IIRC, much of the research that "left brain vs right brain" and "multitasker vs hunter" is based on observational studies of questionable quality with unsupported conclusions. There is also the problem that this is very difficult to study in humans and we rely on animal models that are difficult to extrapolate conclusions from. And that is coming from someone who did four years of hippocampal neurogenesis research in rats :) I also think it falls under the increasing amount of psychology that is better understood from a neurological standpoint due to better imaging studies and anatomical correlations.

tl:dr
We do not know near enough to say things like that with confidence.
 
Re: The Power of SCOTUS V: The Final Frontier

I'm a fan of ICE myself. The tiny, beleaguered, outgunned Y chromosome, sleeping in haystacks by day, hiding from the hunter-killer X chromosome terminators...

Looks like a fun read :) Behind a paywall for me but I will give it a go tomorrow at work. I am always up for reading 15+ year old genetics (epigenetics?) papers.

I was trained in undergrad by an oldschool, Harvard/MIT trained neuroanatomist. He could tear apart methods of great papers like they were written in crayon. I blame him for turning me into the person who has to ruin everyone's fun stories at a party.
 
Re: The Power of SCOTUS V: The Final Frontier

Looks like a fun read :) Behind a paywall for me but I will give it a go tomorrow at work. I am always up for reading 15+ year old genetics (epigenetics?) papers.

I was trained in undergrad by an oldschool, Harvard/MIT trained neuroanatomist. He could tear apart methods of great papers like they were written in crayon. I blame him for turning me into the person who has to ruin everyone's fun stories at a party.

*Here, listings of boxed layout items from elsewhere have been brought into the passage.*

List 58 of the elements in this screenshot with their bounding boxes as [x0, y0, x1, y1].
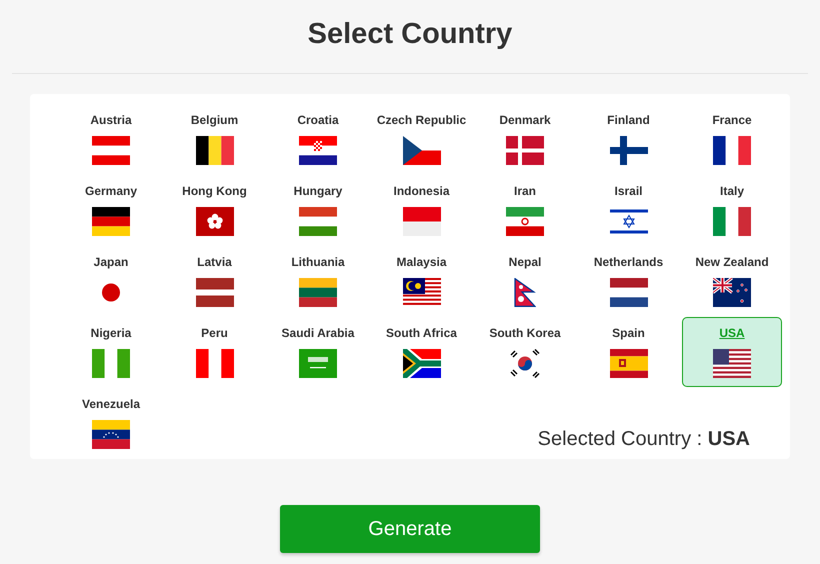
flag-icon — [299, 278, 337, 307]
country-option[interactable]: Venezuela — [61, 388, 161, 458]
flag-icon — [196, 349, 234, 378]
country-option[interactable]: Iran — [475, 175, 575, 245]
country-option[interactable]: New Zealand — [682, 246, 782, 316]
flag-icon — [610, 136, 648, 165]
country-option[interactable]: Germany — [61, 175, 161, 245]
flag-icon — [610, 278, 648, 307]
generate-button[interactable]: Generate — [280, 505, 540, 553]
country-option[interactable]: Saudi Arabia — [268, 317, 368, 387]
flag-icon — [299, 349, 337, 378]
flag-icon — [402, 278, 440, 307]
flag-icon — [713, 207, 751, 236]
country-option[interactable]: Belgium — [164, 104, 264, 174]
flag-icon — [299, 207, 337, 236]
flag-icon — [506, 136, 544, 165]
country-option[interactable]: Spain — [578, 317, 678, 387]
country-option[interactable]: Austria — [61, 104, 161, 174]
flag-icon — [514, 278, 536, 307]
flag-icon — [610, 207, 648, 236]
country-option[interactable]: Hong Kong — [164, 175, 264, 245]
country-option[interactable]: Hungary — [268, 175, 368, 245]
flag-icon — [92, 349, 130, 378]
country-option[interactable]: Latvia — [164, 246, 264, 316]
flag-icon — [713, 349, 751, 378]
flag-icon — [713, 278, 751, 307]
flag-icon — [92, 420, 130, 449]
country-option[interactable]: Netherlands — [578, 246, 678, 316]
country-option[interactable]: Israil — [578, 175, 678, 245]
flag-icon — [299, 136, 337, 165]
country-option[interactable]: Peru — [164, 317, 264, 387]
flag-icon — [92, 207, 130, 236]
page-title: Select Country — [306, 17, 514, 52]
country-option[interactable]: Italy — [682, 175, 782, 245]
country-option[interactable]: Lithuania — [268, 246, 368, 316]
country-option[interactable]: Denmark — [475, 104, 575, 174]
flag-icon — [196, 136, 234, 165]
country-option[interactable]: Czech Republic — [372, 104, 472, 174]
country-option[interactable]: South Korea — [475, 317, 575, 387]
country-option[interactable]: Indonesia — [372, 175, 472, 245]
country-option[interactable]: Japan — [61, 246, 161, 316]
country-option[interactable]: Nigeria — [61, 317, 161, 387]
country-option[interactable]: South Africa — [372, 317, 472, 387]
flag-icon — [506, 207, 544, 236]
flag-icon — [196, 278, 234, 307]
flag-icon — [713, 136, 751, 165]
flag-icon — [402, 207, 440, 236]
country-option[interactable]: Finland — [578, 104, 678, 174]
flag-icon — [402, 349, 440, 378]
country-option[interactable]: Malaysia — [372, 246, 472, 316]
country-option[interactable]: France — [682, 104, 782, 174]
flag-icon — [92, 136, 130, 165]
country-option[interactable]: Nepal — [475, 246, 575, 316]
selected-country-text: Selected Country : USA — [538, 428, 750, 451]
flag-icon — [610, 349, 648, 378]
flag-icon — [402, 136, 440, 165]
flag-icon — [196, 207, 234, 236]
country-option[interactable]: Croatia — [268, 104, 368, 174]
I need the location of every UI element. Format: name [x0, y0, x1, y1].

You're always welcome at my parties. I like those people.

I know less than nothing about neuroanatomy. I only know about ICE and Red Queen because of Matt Ridley and "Genome." For all I know he could be a con artist raking in money with pseudo-scientific gibberish like Malcolm Gladwell.
 
Re: The Power of SCOTUS V: The Final Frontier

Every time I see that fcking face of Dr Oz, that fcking face, I just want to run to the neatest living thing and kill it.
 
Re: The Power of SCOTUS V: The Final Frontier

Every time I see that fcking face of Dr Oz, that fcking face, I just want to run to the neatest living thing and kill it.

:) Every ****ing time I have to spend 75% of my time with a patient walking back the garbage he sells I feel the same way. People who sell false hope to the desperate are truly despicable.

Sad thing is, he WAS a respected academic in a former life.

Good thing some of this country's best journalists double as comedians.